Can sustainable investing produce sustainable gains?

Environmental, social and governance (ESG) investments could become a $1 trillion category by 2030, BlackRock’s head of iShares Americas, Armando Senra, told CNBC’s “ETF Edge” this week.

With U.S. investment in iShares’ suite of ESG funds starting to pick up in earnest this year, “we’re just at the very beginning” of what could be a decade-long growth story, Senra said.

ESG funds are on track for a record year of inflows, raking in over $21 billion in the first quarter of 2021. That’s an acceleration from 2020, when they earned over $51 billion for the year; 2019, when they accrued $21.4 billion; and 2018, when they saw about $5.4 billion in inflows.

Senra attributed the interest to larger asset managers and model portfolio managers incorporating sustainable investments into their strategies in more impactful ways.

Two of iShares newest launches, the BlackRock U.S. Carbon Transition Readiness ETF (LCTU) and its international counterpart (LCTD), could benefit from money managers embracing ESG plays.

With LCTU, in which Apple, Microsoft and Amazon are the top holdings, “you have exposure to the Russell 1000, but with 50% lower carbon intensity,” Senra said.

That strategy ties into a broader push within ESG to offer investors an alternative to more traditional core portfolios without sacrificing performance, said IndexIQ’s Salvatore Bruno, whose firm runs an ESG ETF of its own.

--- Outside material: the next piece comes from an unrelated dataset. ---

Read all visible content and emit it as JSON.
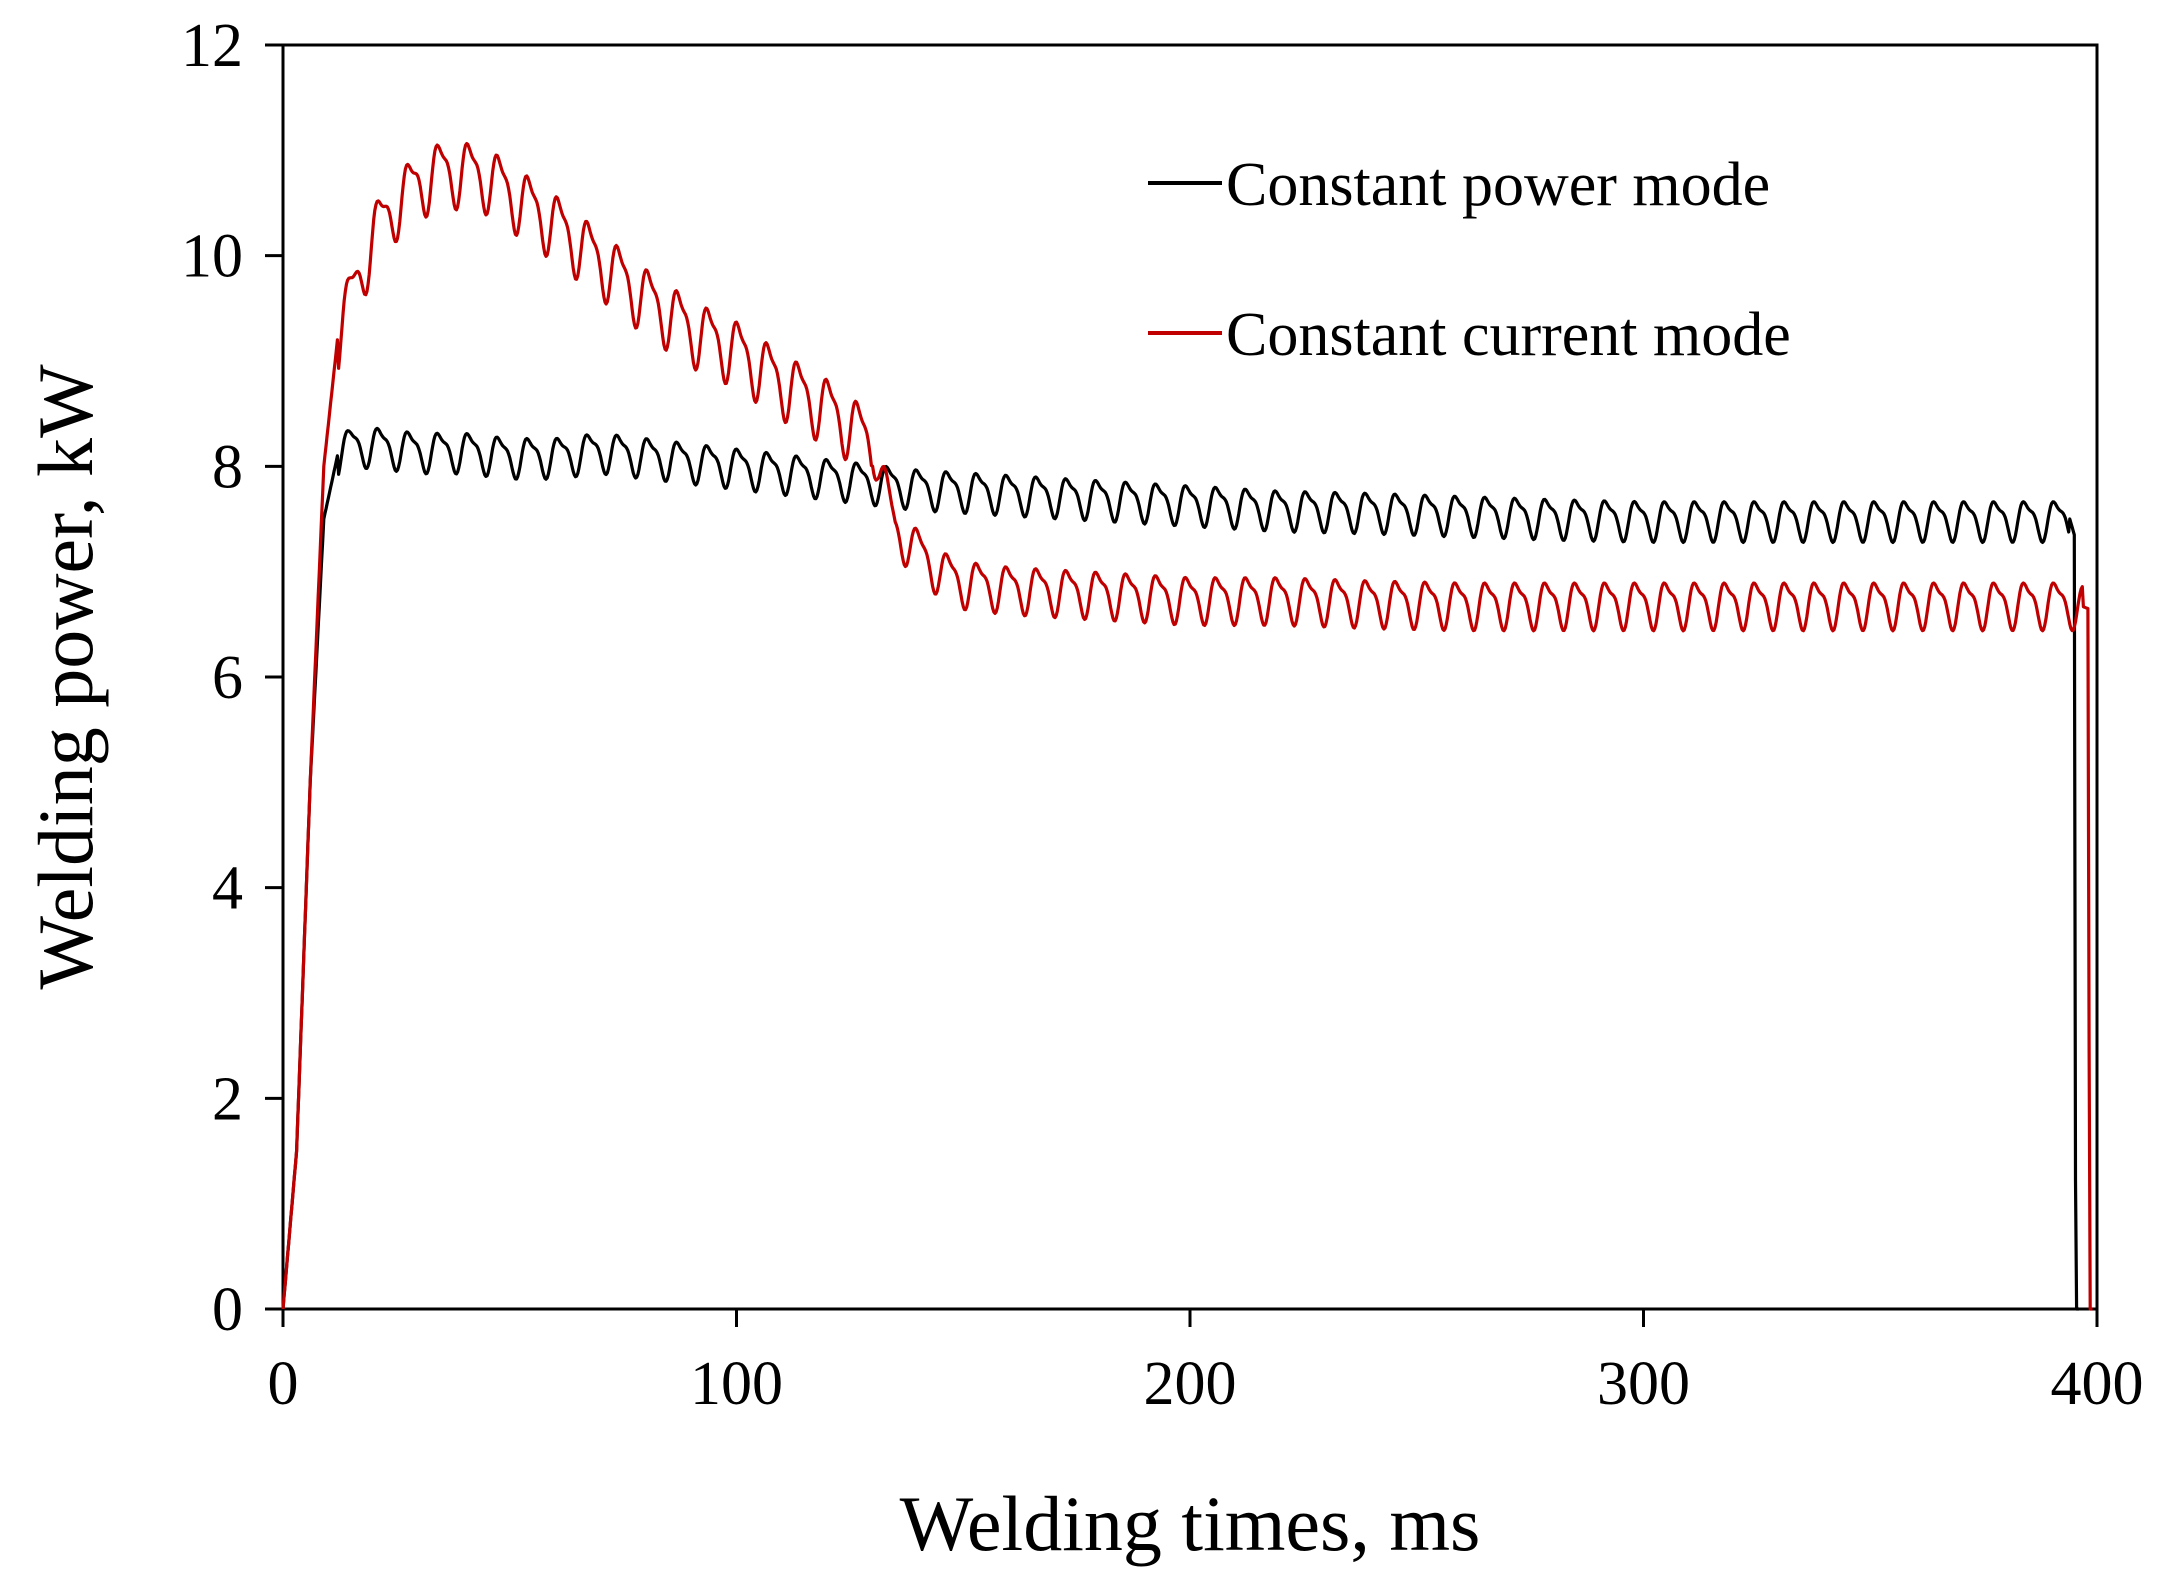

“ESG investing went from being a satellite or a fringe type of an investment strategy to much more of a core-type strategy,” Bruno, IndexIQ’s chief investment officer and a driving force behind the IQ Candriam ESG US Equity ETF (IQSU), said in the same “ETF Edge” interview.

Though it shares some positions with LCTU — particularly Apple and Microsoft, its two top holdings — IQSU is more selective on some counts, Bruno said.

For one, Netflix did not pass IQSU’s screens, the CIO said.

“One of the big reasons they’re actually not in our strategy is that they have a significant negative impact on the environment through the high electricity consumption of their data service,” Bruno said, adding that Amazon also didn’t make the cut on account of some of its issues with employees.

While issuers zero in on their preferred ways of defining ESG, the key for investors is knowing what they own, CFRA’s senior director of ETF and mutual fund research Todd Rosenbluth said in the same interview.

The same index providers making the definitions are the ones who “classify companies as either growth or value,” Rosenbluth said.

“Often, they’ll agree with one another, but often, they will not,” he said. “You need to understand what’s inside the portfolio. If what you want is a core product that’s closely aligned to the broader market and you’re comfortable that the five largest stocks are the same five largest stocks in the S&P 500 but there’s a lot of stocks that are not further down, then there’s some great products.”

For those seeking more exclusionary products, it’s important to know the differences, Rosenbluth said.